San Carlo Cremona è felice di annunciare Dara Friedman con “The Tiger’s Tail”, terza mostra del progetto San Carlo ospitata all’interno della chiesa seicentesca sconsacrata di San Carlo in Via Bissolati 33 a Cremona. La mostra personale di Dara Friedman sarà aperta al pubblico dall’11 giugno al 9 settembre 2022. Per il primo anno del progetto San Carlo Cremona (settembre 2021 - settembre 2022), l’artista newyorkese Servane Mary ha invitato amici artisti ad esporre nello spazio cremonese. Ogni mostra è una presentazione personale site-specific del lavoro di un artista, caratterizzato da media differenti. La serie ha avuto inizio con la pittura: Servane Mary, “Glitches”; è proseguita con la scultura: Mark Handforth, “White-Light-Whirlwind”; e ora prosegue con il film, l’installazione sonora e la performance di Dara Friedman con “The Tiger’s Tail”. L’installazione presenta come tema principale la “vesica piscis”. Il simbolo si è rivelato nel corso della creazione della mostra, nella video-proiezione “Mandorla”, e nel disegno realizzato sul pavimento con pastelli a gesso, “The Tiger’s Tail” [La coda della Tigre]. Così questa forma ha trovato il suo spazio nell’opera. “Non la stavo cercando e non sapevo cosa fosse quando è arrivata” afferma Dara Friedman.Proiettata su un grande doppio schermo sospeso dalla cupola centrale della chiesa, “Mandorla” oscilla dall’alto sopra al labirinto “The Tiger’s Tail”, disegnato sul pavimento. In “Mandorla”, pellicola da 35mm trasferita su un video in 4K, le sfere luminose si sovrappongono come se lo spettatore incrociasse gli occhi. In preda ad una raffinata tensione, questo movimento arcuato anticipa incontri fugaci e sguardi mancati.
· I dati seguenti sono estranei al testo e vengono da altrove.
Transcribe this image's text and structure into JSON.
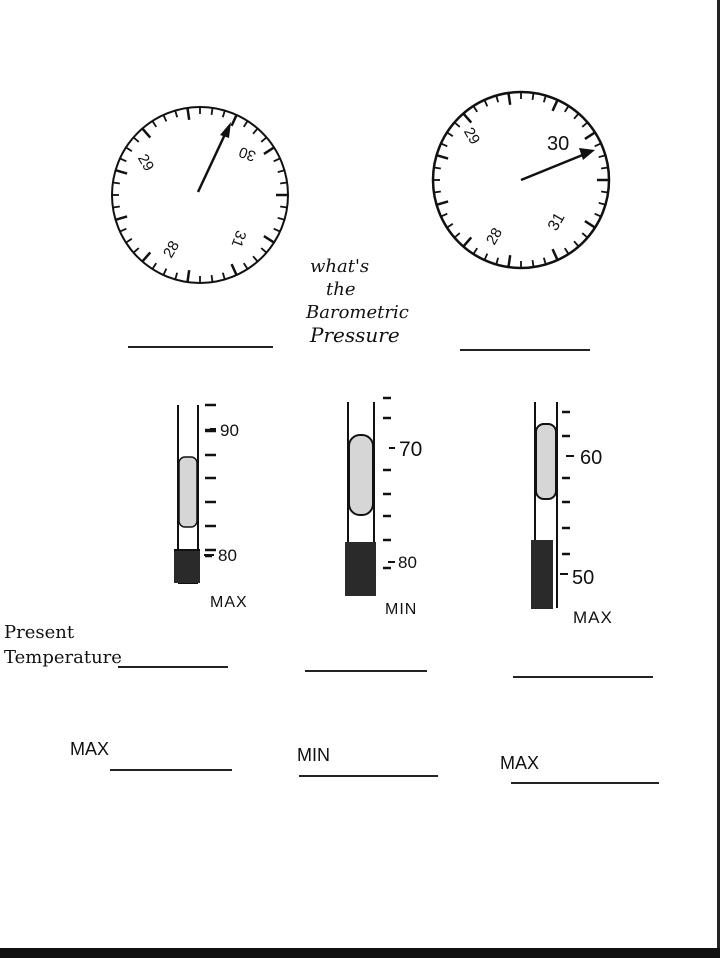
{
  "heading": {
    "line1": "what's",
    "line2": "the",
    "line3": "Barometric",
    "line4": "Pressure"
  },
  "barometers": [
    {
      "labels": [
        "29",
        "30",
        "28",
        "31"
      ],
      "reading": 29.8
    },
    {
      "labels": [
        "29",
        "30",
        "28",
        "31"
      ],
      "reading": 30.1
    }
  ],
  "thermometers": [
    {
      "labels": [
        "90",
        "80"
      ],
      "caption": "MAX"
    },
    {
      "labels": [
        "70",
        "80"
      ],
      "caption": "MIN"
    },
    {
      "labels": [
        "60",
        "50"
      ],
      "caption": "MAX"
    }
  ],
  "present_temperature": {
    "line1": "Present",
    "line2": "Temperature"
  },
  "answer_labels": [
    "MAX",
    "MIN",
    "MAX"
  ]
}
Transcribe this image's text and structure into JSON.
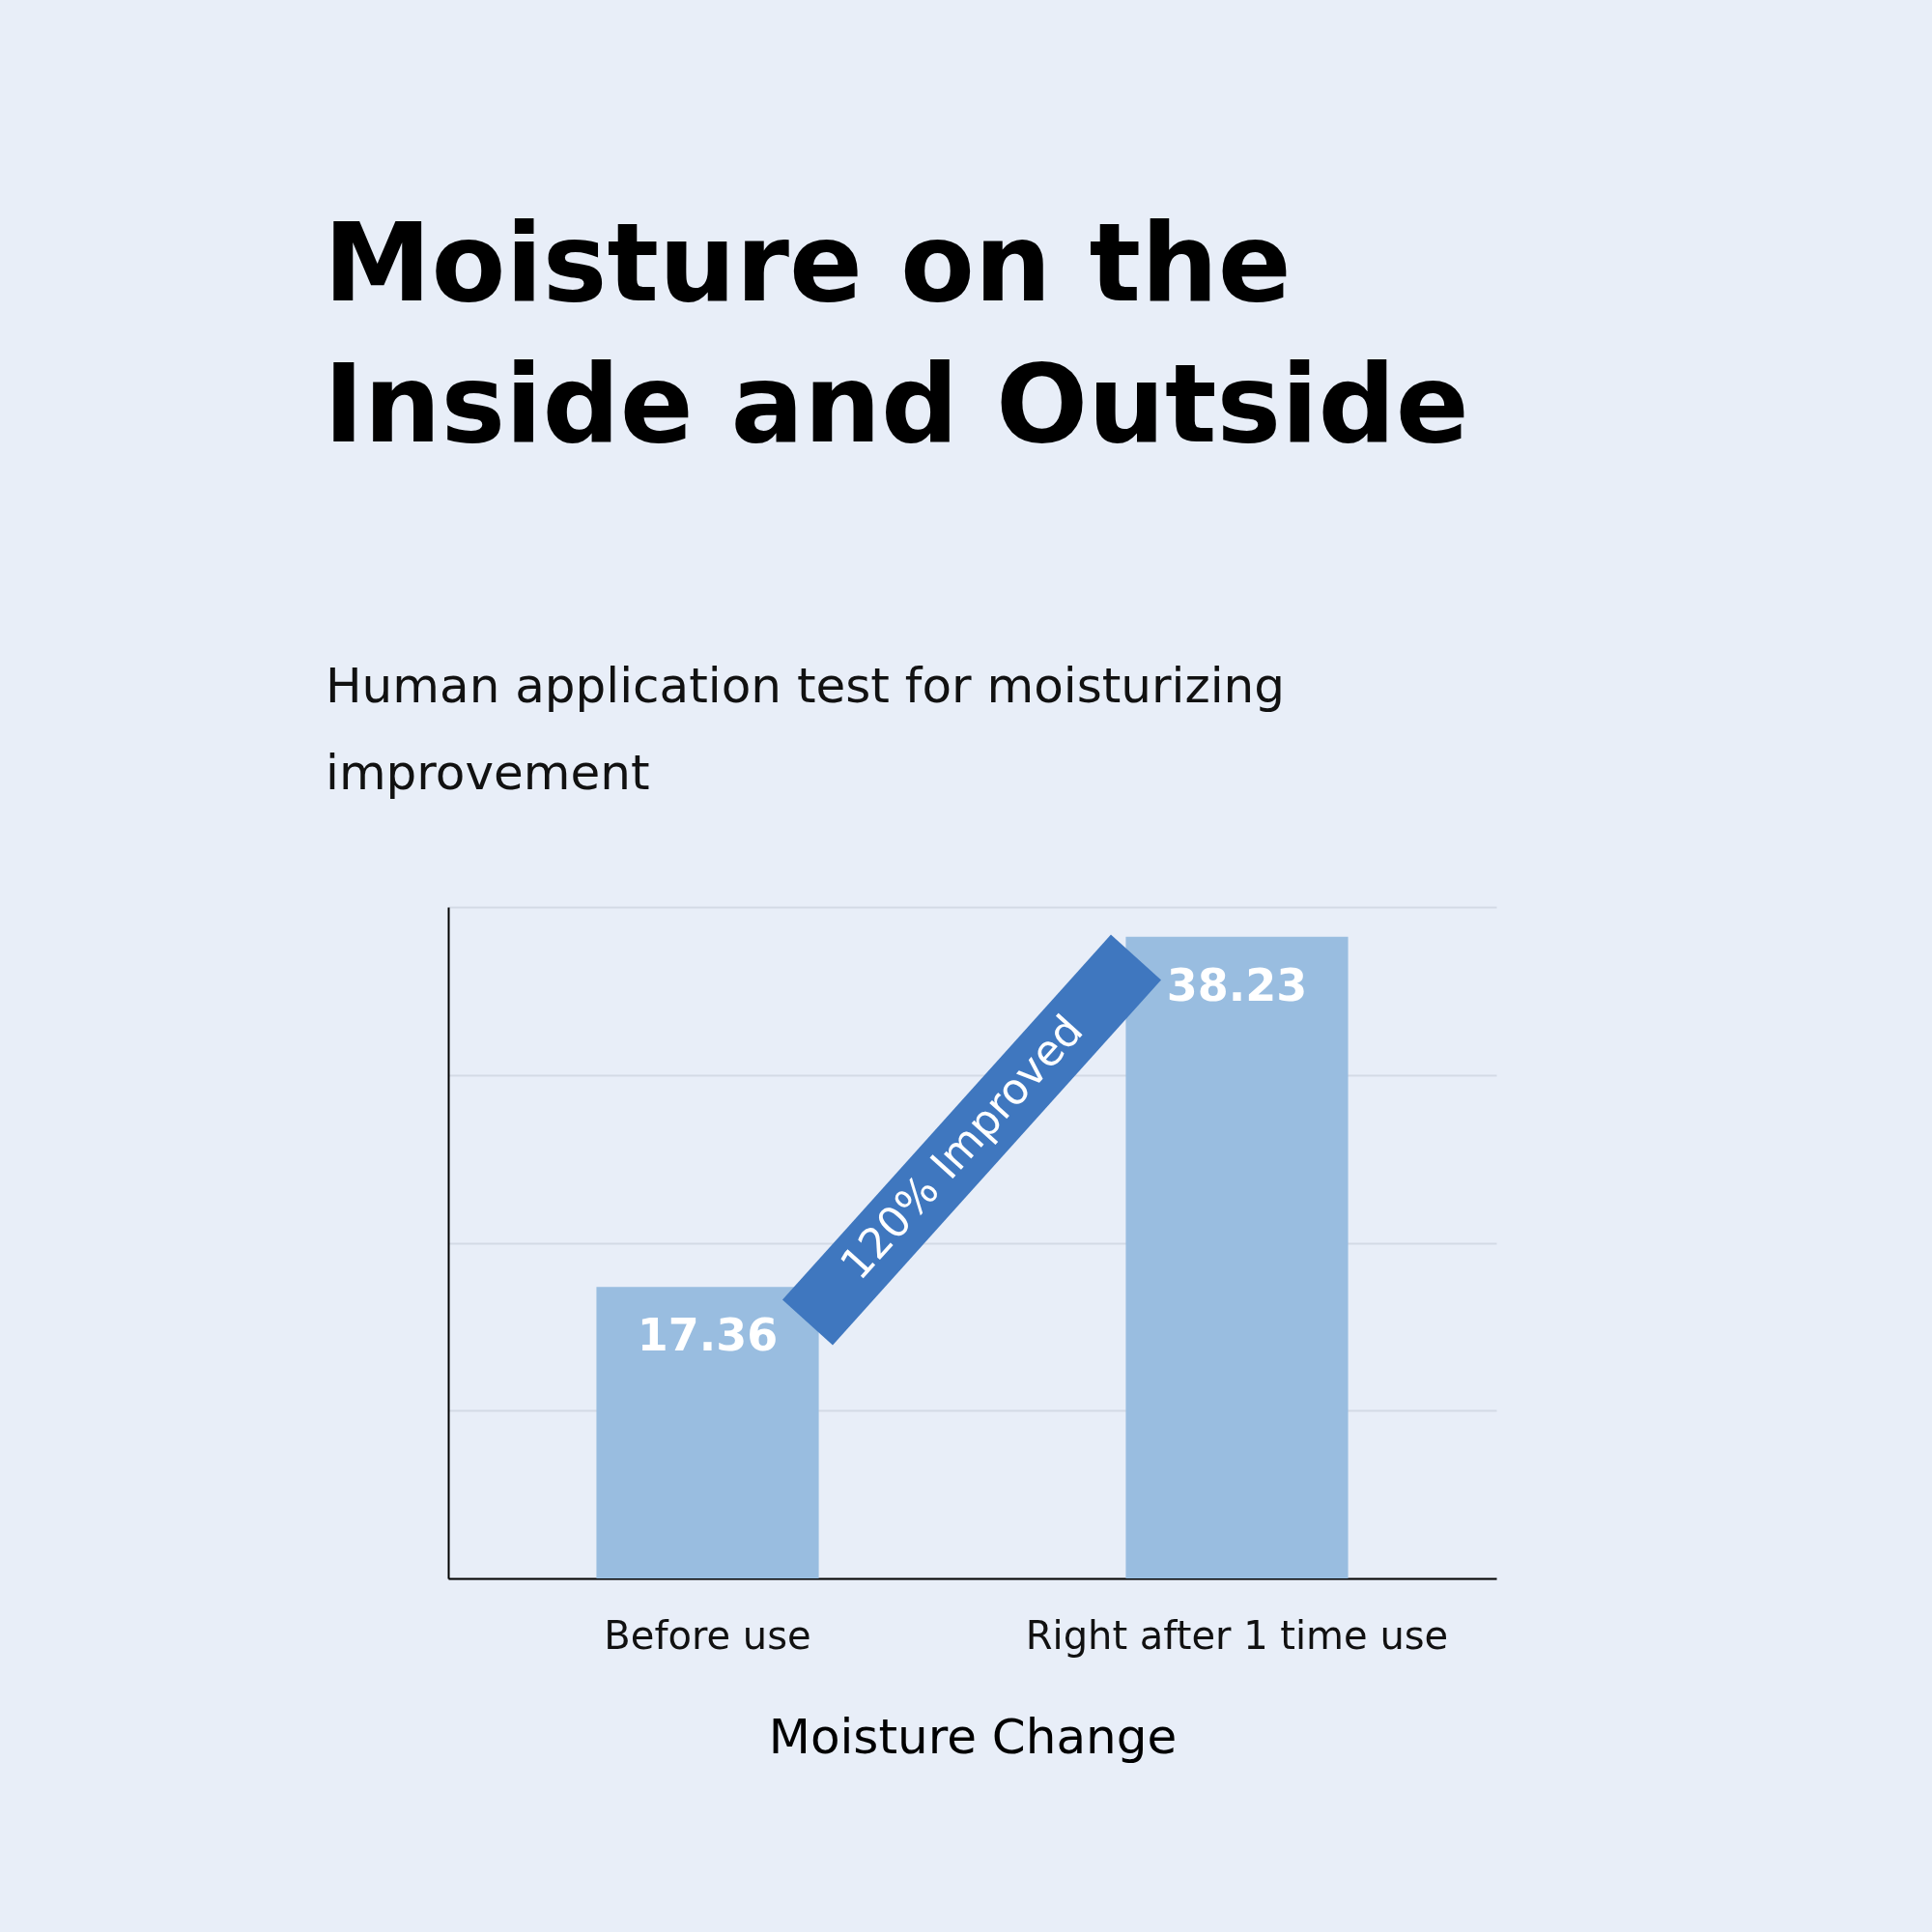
{
  "chart_data": {
    "type": "bar",
    "title": "Moisture on the Inside and Outside",
    "subtitle": "Human application test for moisturizing improvement",
    "xlabel": "Moisture Change",
    "categories": [
      "Before use",
      "Right after 1 time use"
    ],
    "values": [
      17.36,
      38.23
    ],
    "color": "#99bde0",
    "ylim": [
      0,
      40
    ],
    "yticks": [
      {
        "value": 0,
        "label": null
      },
      {
        "value": 10,
        "label": null
      },
      {
        "value": 20,
        "label": null
      },
      {
        "value": 30,
        "label": null
      },
      {
        "value": 40,
        "label": null
      }
    ],
    "tick_labels": "x",
    "grid": "y",
    "data_labels": true,
    "annotations": [
      "120% Improved"
    ]
  }
}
Occasionalmente una pantera tocca l’acqua, la sua coda si arriccia e si distende mentre stabilisce un contatto visivo, incrociando lo sguardo con quello dell'osservatore. Le increspature dell’acqua rispecchiano gli anelli luminosi del labirinto “The Tiger’s Tail” sul pavimento della chiesa. Una colonna sonora non sincronizzata di gong e singole note di violino, suoni di strumenti musicali intenzionalmente non composti, crea lo spazio necessario alla manifestazione delle loro vibrazioni che si sovrappongo e si scontrano come fanno le onde quando si increspano sulla riva. Il labirinto disegnato in gesso sul pavimento in cotto di San Carlo si protende verso i bordi della navata, con una forza centrifuga espansiva, seppure trattenuta dai limiti del tracciato. Il disegno monumentale del labirinto è temporaneo, simile a un mandala buddista, che segna un tempo splendido e passeggero. Con sorpresa, all’interno di questo ovale “perfetto”, la forma “vesica piscis” aspettava di essere scoperta. Nel suo ruolo di regista, l’artista Dara Friedman intende il labirinto come un'altra forma di fare cinema. Il percorso del labirinto porta lo spettatore a muoversi attraverso lo spazio, ruotando fisicamente il proprio corpo, cambiando il proprio punto di vista per vedere il mondo (interno ed esterno) da prospettive diverse, proprio come fa un regista. Allo stesso tempo, la narrazione che lo spettatore porta all’interno di questo percorso è un viaggio emotivo inatteso, espresso dalla memoria muscolare della sua esperienza. Mettere un piede davanti all’altro, andare avanti lungo un sentiero la cui fine non si può vedere, perché curva.